1. Why is it so hard to find a good dentist/doctor/mechanic/etc.? I mean a good one, that is honest and trustworthy and isn't out to rip you off.

2. Why is every old person in Florida so concerned about my baby's feet being cold and insists on making comments about it wherever I go? Why? Today a lady at Target was sure my peacefully sleeping baby was on the brink of some illness caused by cold feet and even tried to warm them up. "Aren't his feet cold?" she said, to which I replied, "Well, he hasn't mentioned it yet." I know they have good intentions, but this has bothered me since the first time it happened with Erin (it's happened with all my kids) and I'm finally getting it off my chest. I'm not sure if they know this, but we live in Florida, FLORIDA! Just because they wear a sweater when it's 90 degrees and 85% humidity doesn't mean everyone else is cold. I'm usually more concerned with overdressing my kids than not putting enough on them.

Back to the real reason for this post. For quite a while I have not been too happy with my dentist. Okay, for a really long time. It's not that I think he's a bad dentist, it's just that I wouldn't know if he was or not because I never ever saw him. Oh, I went in faithfully every six months all right, but he never checked me. Granted, I was pregnant quite a bit and didn't always get x-rays, but even when I did the hygienist would just come back and say "no cavities" and I'd see her again in six months.

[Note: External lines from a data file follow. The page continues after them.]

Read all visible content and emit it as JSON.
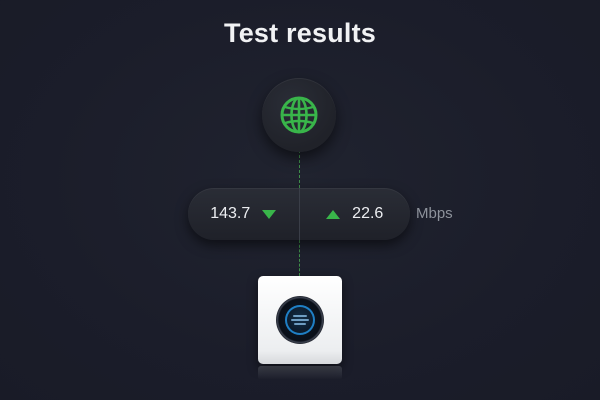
{
  "header": {
    "title": "Test results"
  },
  "speed_test": {
    "download": {
      "value": "143.7",
      "icon": "arrow-down-icon"
    },
    "upload": {
      "value": "22.6",
      "icon": "arrow-up-icon"
    },
    "unit": "Mbps"
  },
  "internet_node": {
    "icon": "globe-icon"
  },
  "device": {
    "icon": "router-icon"
  },
  "colors": {
    "background": "#1b1d2a",
    "accent_green": "#39b54a",
    "text_primary": "#eceef1",
    "text_muted": "#8d929b"
  }
}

Weird, right? (I found out today that it's a law that the dentist has to see you at least every 12 months.)

So I've been on a search for a while and hadn't been in for over a year because of it. After my teeth started getting too fuzzy I decided to crack down and find a new dentist. I got a bunch of recommendations and eventually found one that was in my insurance network that one of my friends went to.

When I went in they did a bunch of x-rays and then came back to say that I had 5 cavities. Five!!! Keep in mind, I have only ever had three in my life and that was over 12 years ago. So now to hear that I had five was devastating. She said they were "flossing" cavities--basically really small ones in between the teeth. Okay, so I had gotten out of the habit of flossing, but five? She kept asking me if I ate a lot of candy or drank a lot of Coke. No, I have not done anything different with my diet in years. I wondered if maybe I had these cavities before and that my old dentist never caught them (you know, since he never saw me).

But that's not all. Then they brought in the estimate of charges. Our insurance covers 80% of all fillings, which was shown, but they also tacked on all these other charges that ended up being $700 out of pocket! Seriously? I already felt like crap after the five cavity bomb but this really made me feel uneasy. I called back later to have them explain the charges and the office manager could only tell me what one of them was, but not the rest. Bad sign.

Also, I was there for an hour and a half and when I was leaving asked if I would be getting a cleaning and they said, "Oh no, that's a completely different appointment." Apparently they didn't care about my fuzzy teeth.

I ended getting an appointment with a new dentist to get a second opinion so I had to go back and get the x-rays. Of course, it figures that they would charge me $25 to get one 8.5 x 11 sheet of paper with 18 one inch x-rays on it. They also couldn't figure out why I would need a second opinion on cavities.

Today, I went in to the new dentist who looked at the x-rays and checked out my teeth and guess what? NO CAVITIES!!! I cannot even believe how shifty and dishonest that other dentist was. She wanted to drill away my precious enamel for no reason just so she could make some money. That can't be legal. I am just so glad I didn't get any work done from her and that I found this new dentist. He is sooo nice and I love the hygienist too. I finally found a dentist that I am happy with. Finally! There was no wait, I feel like I can trust them and there's even windows in this office--Bonus!

Now I've got a great family dentist, pediatric dentist, pediatrician and mechanic (if anyone needs one). I'm still on a hunt for a really good eye doctor. Anyone?